What inequalities should one know to evaluate limits fluently?
$-1\leq \sin(x)\leq 1$, and the same is true for $\cos$
The AM-GM inequality is so popular it has its own tag on this site.
This inequality involving the choose function is pretty commonly used when the choose function or exponential function pop up $$\frac{n^k}{k^k}\leq {n\choose k}\leq\frac{n^k}{k!}\leq \frac{(n\cdot e)^k}{k^k}$$
A good thing to have in mind is the hierarchy of common functions.
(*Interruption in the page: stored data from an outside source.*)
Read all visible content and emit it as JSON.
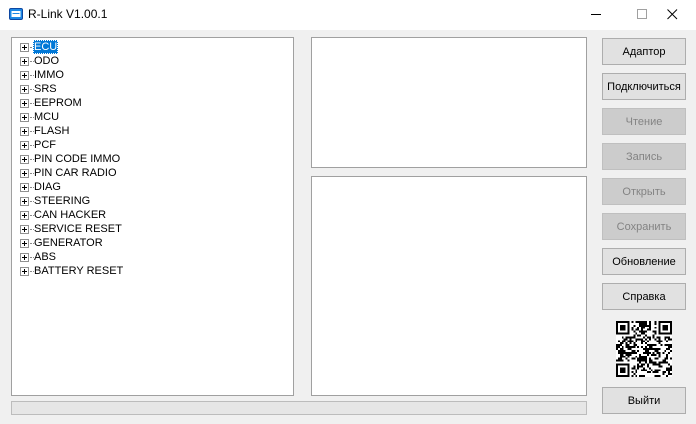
{
  "window": {
    "title": "R-Link  V1.00.1",
    "controls": [
      "minimize-icon",
      "maximize-icon",
      "close-icon"
    ]
  },
  "tree": {
    "selected_index": 0,
    "items": [
      {
        "label": "ECU"
      },
      {
        "label": "ODO"
      },
      {
        "label": "IMMO"
      },
      {
        "label": "SRS"
      },
      {
        "label": "EEPROM"
      },
      {
        "label": "MCU"
      },
      {
        "label": "FLASH"
      },
      {
        "label": "PCF"
      },
      {
        "label": "PIN CODE IMMO"
      },
      {
        "label": "PIN CAR RADIO"
      },
      {
        "label": "DIAG"
      },
      {
        "label": "STEERING"
      },
      {
        "label": "CAN HACKER"
      },
      {
        "label": "SERVICE RESET"
      },
      {
        "label": "GENERATOR"
      },
      {
        "label": "ABS"
      },
      {
        "label": "BATTERY RESET"
      }
    ]
  },
  "buttons": {
    "adapter": {
      "label": "Адаптор",
      "enabled": true
    },
    "connect": {
      "label": "Подключиться",
      "enabled": true
    },
    "read": {
      "label": "Чтение",
      "enabled": false
    },
    "write": {
      "label": "Запись",
      "enabled": false
    },
    "open": {
      "label": "Открыть",
      "enabled": false
    },
    "save": {
      "label": "Сохранить",
      "enabled": false
    },
    "update": {
      "label": "Обновление",
      "enabled": true
    },
    "help": {
      "label": "Справка",
      "enabled": true
    },
    "exit": {
      "label": "Выйти",
      "enabled": true
    }
  },
  "progress": {
    "fraction": 0
  },
  "colors": {
    "selection": "#0078d7",
    "window_bg": "#f0f0f0",
    "disabled_button": "#cccccc",
    "progress_fill": "#06b025"
  }
}
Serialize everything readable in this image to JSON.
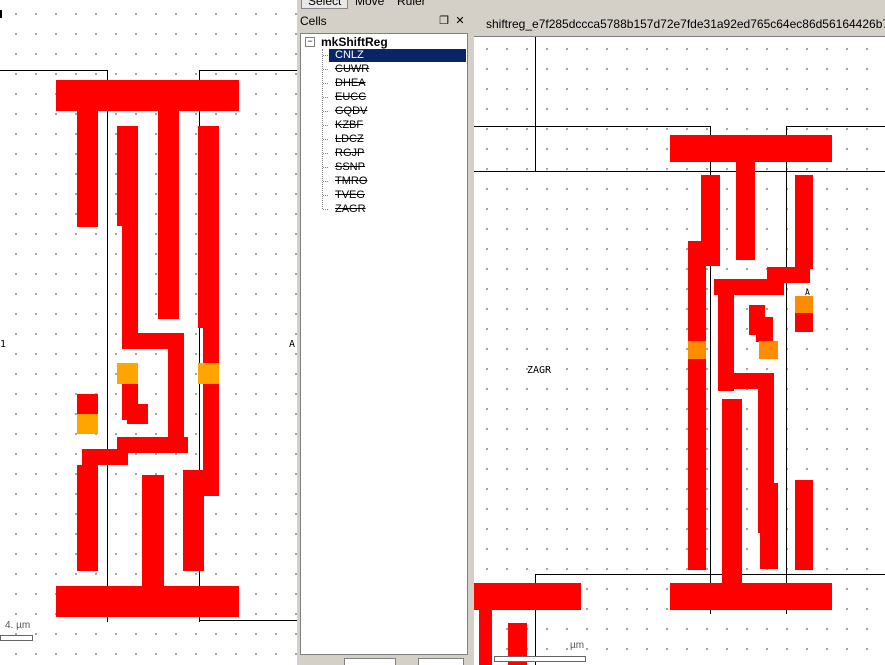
{
  "toolbar": {
    "tabs": [
      "Select",
      "Move",
      "Ruler"
    ]
  },
  "cells_panel": {
    "title": "Cells",
    "restore_icon": "restore-icon",
    "close_icon": "close-icon",
    "expander_symbol": "−",
    "root": "mkShiftReg",
    "items": [
      "CNLZ",
      "CUWR",
      "DHEA",
      "EUCC",
      "GQDV",
      "KZBF",
      "LDCZ",
      "RGJP",
      "SSNP",
      "TMRO",
      "TVEG",
      "ZAGR"
    ],
    "selected_index": 0
  },
  "left_view": {
    "pin_label_left": "1",
    "pin_label_right": "A",
    "scale_label": "4. µm"
  },
  "right_view": {
    "tab_title": "shiftreg_e7f285dccca5788b157d72e7fde31a92ed765c64ec86d56164426b7",
    "cell_label": "ZAGR",
    "pin_label": "A",
    "scale_label": "µm"
  },
  "colors": {
    "metal": "#ff0000",
    "contact": "#ffa500",
    "selection": "#0a246a"
  }
}
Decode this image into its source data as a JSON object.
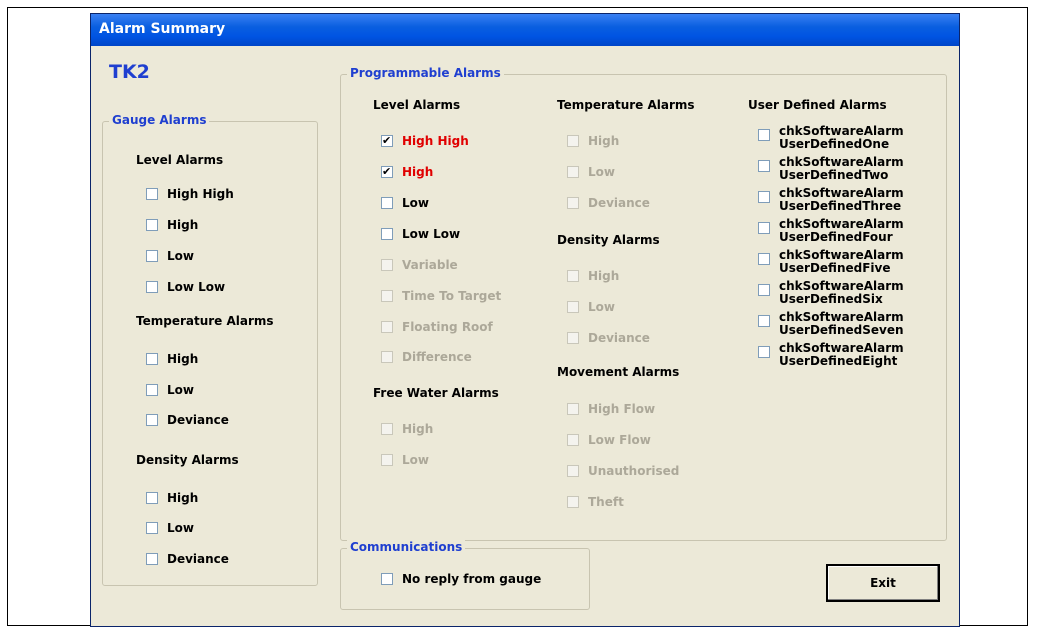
{
  "window": {
    "title": "Alarm Summary",
    "tank": "TK2"
  },
  "gauge_alarms": {
    "legend": "Gauge Alarms",
    "level_heading": "Level Alarms",
    "level": [
      {
        "label": "High High",
        "checked": false
      },
      {
        "label": "High",
        "checked": false
      },
      {
        "label": "Low",
        "checked": false
      },
      {
        "label": "Low Low",
        "checked": false
      }
    ],
    "temperature_heading": "Temperature Alarms",
    "temperature": [
      {
        "label": "High",
        "checked": false
      },
      {
        "label": "Low",
        "checked": false
      },
      {
        "label": "Deviance",
        "checked": false
      }
    ],
    "density_heading": "Density Alarms",
    "density": [
      {
        "label": "High",
        "checked": false
      },
      {
        "label": "Low",
        "checked": false
      },
      {
        "label": "Deviance",
        "checked": false
      }
    ]
  },
  "programmable_alarms": {
    "legend": "Programmable Alarms",
    "level_heading": "Level Alarms",
    "level": [
      {
        "label": "High High",
        "checked": true
      },
      {
        "label": "High",
        "checked": true
      },
      {
        "label": "Low",
        "checked": false
      },
      {
        "label": "Low Low",
        "checked": false
      },
      {
        "label": "Variable",
        "checked": false
      },
      {
        "label": "Time To Target",
        "checked": false
      },
      {
        "label": "Floating Roof",
        "checked": false
      },
      {
        "label": "Difference",
        "checked": false
      }
    ],
    "free_water_heading": "Free Water Alarms",
    "free_water": [
      {
        "label": "High",
        "checked": false
      },
      {
        "label": "Low",
        "checked": false
      }
    ],
    "temperature_heading": "Temperature Alarms",
    "temperature": [
      {
        "label": "High",
        "checked": false
      },
      {
        "label": "Low",
        "checked": false
      },
      {
        "label": "Deviance",
        "checked": false
      }
    ],
    "density_heading": "Density Alarms",
    "density": [
      {
        "label": "High",
        "checked": false
      },
      {
        "label": "Low",
        "checked": false
      },
      {
        "label": "Deviance",
        "checked": false
      }
    ],
    "movement_heading": "Movement Alarms",
    "movement": [
      {
        "label": "High Flow",
        "checked": false
      },
      {
        "label": "Low Flow",
        "checked": false
      },
      {
        "label": "Unauthorised",
        "checked": false
      },
      {
        "label": "Theft",
        "checked": false
      }
    ],
    "user_defined_heading": "User Defined Alarms",
    "user_defined": [
      {
        "line1": "chkSoftwareAlarm",
        "line2": "UserDefinedOne",
        "checked": false
      },
      {
        "line1": "chkSoftwareAlarm",
        "line2": "UserDefinedTwo",
        "checked": false
      },
      {
        "line1": "chkSoftwareAlarm",
        "line2": "UserDefinedThree",
        "checked": false
      },
      {
        "line1": "chkSoftwareAlarm",
        "line2": "UserDefinedFour",
        "checked": false
      },
      {
        "line1": "chkSoftwareAlarm",
        "line2": "UserDefinedFive",
        "checked": false
      },
      {
        "line1": "chkSoftwareAlarm",
        "line2": "UserDefinedSix",
        "checked": false
      },
      {
        "line1": "chkSoftwareAlarm",
        "line2": "UserDefinedSeven",
        "checked": false
      },
      {
        "line1": "chkSoftwareAlarm",
        "line2": "UserDefinedEight",
        "checked": false
      }
    ]
  },
  "communications": {
    "legend": "Communications",
    "items": [
      {
        "label": "No reply from gauge",
        "checked": false
      }
    ]
  },
  "buttons": {
    "exit": "Exit"
  },
  "colors": {
    "alarm_active": "#e00000",
    "legend_text": "#1f3fd0",
    "disabled_text": "#aca899"
  }
}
In synthetic form
For all $a∈ℝ$, $b⩾1$, $c>1$, $d>1$ and $x>1$
$$ a ≺ \log(\log(n)) ≺ \log(n)^b ≺ n^{\frac{1}{c}} ≺ n ≺ n \log(n) ≺ n^d ≺ x^n ≺ n!≺ n^n $$
when $n⟶+∞$, using Hardy's notations for asymptotic domination¹.
Note that this does not give you the specific $N$ where one gets superior to the other, though.
You might also derive useful comparisons from the Théorème de croissances comparées for which I don't know of any equivalent in English literature, but which is simply the following
For all $a>0$ and $b>0$ $$ x^a = o_{+∞}(e^{bx}) $$ $$ \ln(x)^a = o_{+∞}(x^b) $$ and $$ \lvert\ln(x)\rvert^a = o_{0}(x^b) $$
1. Which is messed up, because those are obsolete, but there are not other convenient notations for asymptotic domination as a (strict partial) order. What I was taught was that the Vinogradov notation $f ≪ g$ stood for $f=o(g)$, but apparently it is $f=O(g)$ instead. We really need a standardization of those things.
Two useful things to know in calculating limits are:
- For all $a>1,\alpha > 0$, there exists some $N$ such that $\log_a n < n^\alpha$ for $n>N$
- For all $a>1, \alpha > 0$, there exists some $N$ such that $a^n > n^\alpha$ for all $n>N$
In other words, the exponential function is faster than any power, and log is slower than any power.
For any function such that
$$x\in(a,b)\implies f''(x)>0$$
then
$$c,x\in[a,b]\implies f(c)+f'(c)(x-c)\le f(x)$$
$$c,d\in[a,b],~x\in[c,d]\implies f(c)+\frac{f(c)-f(d)}{c-d}(x-c)\ge f(x)$$
Most clear if you graph it out. All inequalities flipped when $f''(x)<0$.
For example,
$$x\in(-\infty,\infty)\implies1+x\le e^x$$
$$x\in[0,\pi]\implies x\ge\sin(x)$$
A lot of common inequalities can be derived from this. (Though note you have to take the derivative, so don't use it to prove fundamental derivatives.)